SIMIND Monte Carlo validation for Lutetium-177 imaging

Objectives: Due to the development of new peptides Lu-177 has gained popularity as one of the isotopes of choice for peptide receptor radionuclide therapy using the theranostics approach. The choice of; collimator, gamma ray energy to image and energy window settings for Lu-177 is well investigated using Monte Carlo (MC) simulations. MC offers the advantage of evaluating phenomena involved in nuclear medicine imaging which may be cumbersome to measure physically. Gamma cameras are subject to a variety of detector and electronic challenges therefore it is deemed useful to validate the capability of MC programs to model physical gamma cameras. The MC program SIMIND has been validated for modelling various gamma cameras for a number of different radionuclides. Validation of SIMIND for a Siemens Symbia T16 dual head SPECT/CT gamma camera with Lu-177 has not been reported. The aim of this study was to validate the MC simulation setup of the Siemens Symbia T16 dual head SPECT/CT gamma camera for Lu-177 using SIMIND.

Methods: The validation was done by comparing experimental and simulated gamma camera performance criteria tests for the Lu-177208 keV photopeak with a medium-energy low-penetration collimator. These tests included four planar NEMA stipulated tests namely; intrinsic and extrinsic energy resolution, extrinsic spatial resolution and extrinsic sensitivity. In addition, two SPECT tests termed air and water calibration factor (CF) were validated. The SPECT tests used an activity-filled sphere suspended in air and in awater-filled cylindrical phantom to generate the air and water CF respectively. Sequential SPECT and CT images were acquired following a clinical imaging protocol. These images were reconstructed using FLASH 3D with CT-based attenuation correction, TEW scatter correction and full 3D collimator-detector response. Experimental measurements were repeated three times, while simulations were only performed once for each test. The data was processed and the results compared.

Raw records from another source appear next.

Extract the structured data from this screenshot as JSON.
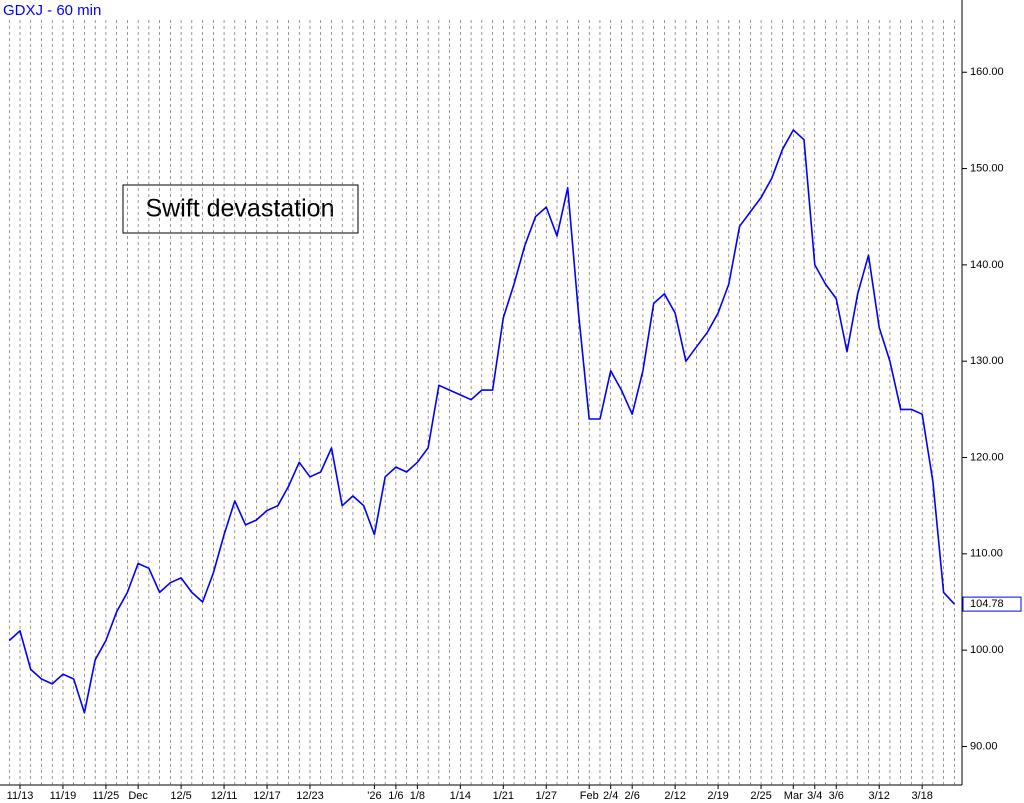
{
  "chart_data": {
    "type": "line",
    "title": "GDXJ - 60 min",
    "annotation": "Swift devastation",
    "categories": [
      null,
      "11/13",
      null,
      null,
      null,
      "11/19",
      null,
      null,
      null,
      "11/25",
      null,
      null,
      "Dec",
      null,
      null,
      null,
      "12/5",
      null,
      null,
      null,
      "12/11",
      null,
      null,
      null,
      "12/17",
      null,
      null,
      null,
      "12/23",
      null,
      null,
      null,
      null,
      null,
      "'26",
      null,
      "1/6",
      null,
      "1/8",
      null,
      null,
      null,
      "1/14",
      null,
      null,
      null,
      "1/21",
      null,
      null,
      null,
      "1/27",
      null,
      null,
      null,
      "Feb",
      null,
      "2/4",
      null,
      "2/6",
      null,
      null,
      null,
      "2/12",
      null,
      null,
      null,
      "2/19",
      null,
      null,
      null,
      "2/25",
      null,
      null,
      "Mar",
      null,
      "3/4",
      null,
      "3/6",
      null,
      null,
      null,
      "3/12",
      null,
      null,
      null,
      "3/18",
      null,
      null,
      null
    ],
    "values": [
      101,
      102,
      98,
      97,
      96.5,
      97.5,
      97,
      93.5,
      99,
      101,
      104,
      106,
      109,
      108.5,
      106,
      107,
      107.5,
      106,
      105,
      108,
      112,
      115.5,
      113,
      113.5,
      114.5,
      115,
      117,
      119.5,
      118,
      118.5,
      121,
      115,
      116,
      115,
      112,
      118,
      119,
      118.5,
      119.5,
      121,
      127.5,
      127,
      126.5,
      126,
      127,
      127,
      134.5,
      138,
      142,
      145,
      146,
      143,
      148,
      135,
      124,
      124,
      129,
      127,
      124.5,
      129,
      136,
      137,
      135,
      130,
      131.5,
      133,
      135,
      138,
      144,
      145.5,
      147,
      149,
      152,
      154,
      153,
      140,
      138,
      136.5,
      131,
      137,
      141,
      133.5,
      130,
      125,
      125,
      124.5,
      117.5,
      106,
      104.78
    ],
    "color": "#0000ff",
    "ylim": [
      86,
      167.5
    ],
    "yticks": [
      {
        "value": 90,
        "label": "90.00"
      },
      {
        "value": 100,
        "label": "100.00"
      },
      {
        "value": 110,
        "label": "110.00"
      },
      {
        "value": 120,
        "label": "120.00"
      },
      {
        "value": 130,
        "label": "130.00"
      },
      {
        "value": 140,
        "label": "140.00"
      },
      {
        "value": 150,
        "label": "150.00"
      },
      {
        "value": 160,
        "label": "160.00"
      }
    ],
    "grid": true
  }
}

Results: The intrinsic experimental and simulated energy resolution values were 9.6 ± 0.06 % and 9.9 % respectively. The % and absolute difference of -3.1 % and 0.3 % between these values indicated good agreement. The corresponding extrinsic energy resolution values were 9.4 ± 0.09 % and 9.9 % for the experimental and simulated data, with a % and absolute difference of -5.3 % and 0.5 %. The calculated FWHM and FWTM for the extrinsic spatial resolution were 11.5 ± 0.35 mm and 20.8 ± 0.82 mm for the experimental and 11.0 mm and 20.1 mm for the simulated data. The system sensitivity values of 10.0 ± 0.03 cps/MBq vs. 10.3 cps/MBq showed good agreement between the experimental and simulated values. The SPECT experimental and simulated air CF values were 8.4 ± 1.04 cps/MBq and 8.3 cps/MBq with % and absolute differences of 1.2 % and 0.1 cps/MBq. The water CF values of 7.8 ± 0.94 cps/MBq vs. 7.2 cps/MBq showed slightly higher % and absolute differences of 7.7 % and 1.6 cps/MBq between the experimental and simulated studies. These larger differences may be attributed to the introduction of attenuation and scatter by the water-filled phantom in both the experimental and simulated setup. Conclusion: The results obtained in this study were found to be in good agreement for both the planar and SPECT tests. From this study, it is evident that SIMIND can emulate the Symbia T16 successfully and therefore can be used with confidence in future studies to model planar and SPECT Lu-177 images.